Abu Dhabi Department of Education and Knowledge

Department overview
- Formed: 15 September 2005
- Jurisdiction: Emirate of Abu Dhabi
- Department executives: Sara Awadh Musallam, Chairman; Mubarak Hamad Al Mheiri, Undersecretary;
- Website: www.adek.gov.ae

= Abu Dhabi Department of Education and Knowledge =

Educational regulatory authority in Abu Dhabi

The Abu Dhabi Department of Education and Knowledge (ADEK) (دائرة التعليم والمعرفة), is the educational authority for the Emirate of Abu Dhabi, the largest emirate of the United Arab Emirates and the home of the country's capital city.

The department was initially established as an advisory council on education in 2005 by UAE president and ruler of Abu Dhabi, Sheikh Khalifa bin Zayed Al Nahyan, with the aim of improving teaching standards in the emirate by increasing the quality of teaching, curriculum, and administration. The department is currently responsible for the management and administration of the emirate's public charter schools. Additionally, it issues licenses, monitors, and inspects the emirate's many different private schools and public universities.

==Organization==
It governs charter schools, private schools, and higher education in the emirate of Abu Dhabi. These three tiers are divided into three educational zones. Abu Dhabi Zone includes the capital city and the surrounding coastal areas, ending its authority near Al Khatim, halfway between Al Ain and Abu Dhabi, and the Abu Dhabi-Dubai border. The Al Ain Zone includes city of Al Ain and all schools north of Al Ain until the Abu Dhabi-Dubai border, all schools south of Al Ain to Saudi Arabia, and all schools west of Al Ain until Al Khatim on the Al Ain-Abu Dhabi road. Finally, the Western Zone, known as al Gharbia, is the largest by territory but smallest by population. It includes all schools in Abu Dhabi's western region, including some schools on outlying islands.

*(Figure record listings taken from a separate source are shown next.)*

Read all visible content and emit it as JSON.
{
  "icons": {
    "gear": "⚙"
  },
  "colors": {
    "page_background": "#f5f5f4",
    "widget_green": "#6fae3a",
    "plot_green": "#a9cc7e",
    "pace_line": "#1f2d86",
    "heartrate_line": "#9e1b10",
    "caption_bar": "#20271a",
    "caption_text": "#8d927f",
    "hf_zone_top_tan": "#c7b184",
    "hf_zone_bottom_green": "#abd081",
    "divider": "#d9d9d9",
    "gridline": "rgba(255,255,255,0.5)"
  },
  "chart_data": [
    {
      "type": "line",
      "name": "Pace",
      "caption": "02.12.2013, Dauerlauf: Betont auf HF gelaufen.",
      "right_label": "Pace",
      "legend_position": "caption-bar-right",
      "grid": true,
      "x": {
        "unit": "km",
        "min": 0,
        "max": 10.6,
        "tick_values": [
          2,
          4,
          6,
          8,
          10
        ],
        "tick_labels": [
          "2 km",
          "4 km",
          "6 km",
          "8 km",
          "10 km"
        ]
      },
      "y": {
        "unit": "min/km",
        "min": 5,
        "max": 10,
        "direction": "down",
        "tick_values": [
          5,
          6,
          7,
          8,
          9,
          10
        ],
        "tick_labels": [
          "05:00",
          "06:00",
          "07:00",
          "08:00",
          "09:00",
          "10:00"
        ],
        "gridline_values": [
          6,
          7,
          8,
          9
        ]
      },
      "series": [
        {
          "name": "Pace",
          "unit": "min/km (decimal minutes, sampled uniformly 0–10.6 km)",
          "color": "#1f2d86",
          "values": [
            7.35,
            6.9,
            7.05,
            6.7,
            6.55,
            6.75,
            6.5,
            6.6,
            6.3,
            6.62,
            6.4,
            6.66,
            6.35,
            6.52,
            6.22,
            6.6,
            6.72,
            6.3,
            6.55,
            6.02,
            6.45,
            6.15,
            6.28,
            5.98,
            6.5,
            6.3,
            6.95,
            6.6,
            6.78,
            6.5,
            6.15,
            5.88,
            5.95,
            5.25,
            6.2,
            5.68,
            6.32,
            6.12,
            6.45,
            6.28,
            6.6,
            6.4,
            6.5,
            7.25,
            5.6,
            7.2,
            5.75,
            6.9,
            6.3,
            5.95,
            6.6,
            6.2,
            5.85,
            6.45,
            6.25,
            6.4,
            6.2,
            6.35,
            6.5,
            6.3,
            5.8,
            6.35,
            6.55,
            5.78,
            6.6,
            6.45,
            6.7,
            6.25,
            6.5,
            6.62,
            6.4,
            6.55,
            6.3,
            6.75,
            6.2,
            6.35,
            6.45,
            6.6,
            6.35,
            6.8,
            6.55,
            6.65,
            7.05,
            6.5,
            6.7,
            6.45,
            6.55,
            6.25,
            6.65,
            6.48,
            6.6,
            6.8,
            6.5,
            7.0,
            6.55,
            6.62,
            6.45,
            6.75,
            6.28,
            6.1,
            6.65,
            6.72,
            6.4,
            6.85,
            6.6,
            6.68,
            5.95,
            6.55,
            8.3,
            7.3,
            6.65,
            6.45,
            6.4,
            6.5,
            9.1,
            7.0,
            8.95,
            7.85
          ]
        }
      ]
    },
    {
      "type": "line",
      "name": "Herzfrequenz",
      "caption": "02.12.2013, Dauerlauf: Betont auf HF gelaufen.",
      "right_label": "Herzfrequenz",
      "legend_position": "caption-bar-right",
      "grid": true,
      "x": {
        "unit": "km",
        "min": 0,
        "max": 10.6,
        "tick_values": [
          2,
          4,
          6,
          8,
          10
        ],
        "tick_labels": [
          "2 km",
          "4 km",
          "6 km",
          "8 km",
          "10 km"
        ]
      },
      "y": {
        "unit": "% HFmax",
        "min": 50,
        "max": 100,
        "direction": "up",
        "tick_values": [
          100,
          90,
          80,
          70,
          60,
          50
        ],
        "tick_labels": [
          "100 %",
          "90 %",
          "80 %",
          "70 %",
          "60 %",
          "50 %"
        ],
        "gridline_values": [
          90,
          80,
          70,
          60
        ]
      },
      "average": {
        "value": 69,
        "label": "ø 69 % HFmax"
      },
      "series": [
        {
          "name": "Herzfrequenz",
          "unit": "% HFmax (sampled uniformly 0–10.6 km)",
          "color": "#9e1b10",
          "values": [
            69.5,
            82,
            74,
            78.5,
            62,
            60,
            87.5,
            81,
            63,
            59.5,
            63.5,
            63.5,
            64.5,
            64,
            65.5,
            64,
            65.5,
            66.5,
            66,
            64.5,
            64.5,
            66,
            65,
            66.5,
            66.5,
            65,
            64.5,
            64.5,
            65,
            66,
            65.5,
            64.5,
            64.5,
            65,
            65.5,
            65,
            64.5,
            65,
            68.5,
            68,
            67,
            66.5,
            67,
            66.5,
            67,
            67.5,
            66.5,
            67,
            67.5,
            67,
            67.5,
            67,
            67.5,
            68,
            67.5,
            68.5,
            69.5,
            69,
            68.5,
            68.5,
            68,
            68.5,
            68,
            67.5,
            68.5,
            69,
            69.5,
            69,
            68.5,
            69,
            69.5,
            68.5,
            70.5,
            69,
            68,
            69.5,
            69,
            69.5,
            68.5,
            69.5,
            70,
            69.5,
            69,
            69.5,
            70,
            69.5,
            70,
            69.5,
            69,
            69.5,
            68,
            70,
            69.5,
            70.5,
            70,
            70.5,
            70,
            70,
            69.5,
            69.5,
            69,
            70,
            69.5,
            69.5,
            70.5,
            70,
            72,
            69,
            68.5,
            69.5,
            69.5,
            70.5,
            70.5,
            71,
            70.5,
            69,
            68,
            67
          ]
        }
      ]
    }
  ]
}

Since 2018, ADEK funds a separate, American-curriculum based charter school network that currently runs from kindergarten to grade 12; most charter schools are co-educational. As of 2023 the emirate has 31 charter schools, 265 public schools.

Private schools must abide by the department's governing rules and guidelines and are inspected once a year. However, they may operate using any approved curriculum including the American, British, IB and SABIS curriculums. There are 185 private schools in the emirate.

Higher education institutions in the emirate licensed and inspected by the department, but the ADEK is not involved in the management of any higher education institution. There are 18 higher education institutions.

==Criticism and controversy==
In 2010, the newspaper The National wrote about poor student behavior as a factor into why some newly arrived teachers left the country without completing their contracts.

In September 2012, apartments provided by the department suffered a courtyard collapse, rendering the site unsafe for several months. Staff were evacuated to new accommodations.

Local newspapers frequently report instances of cheating in schools and universities under the department's supervision, including the use of ChatGPT.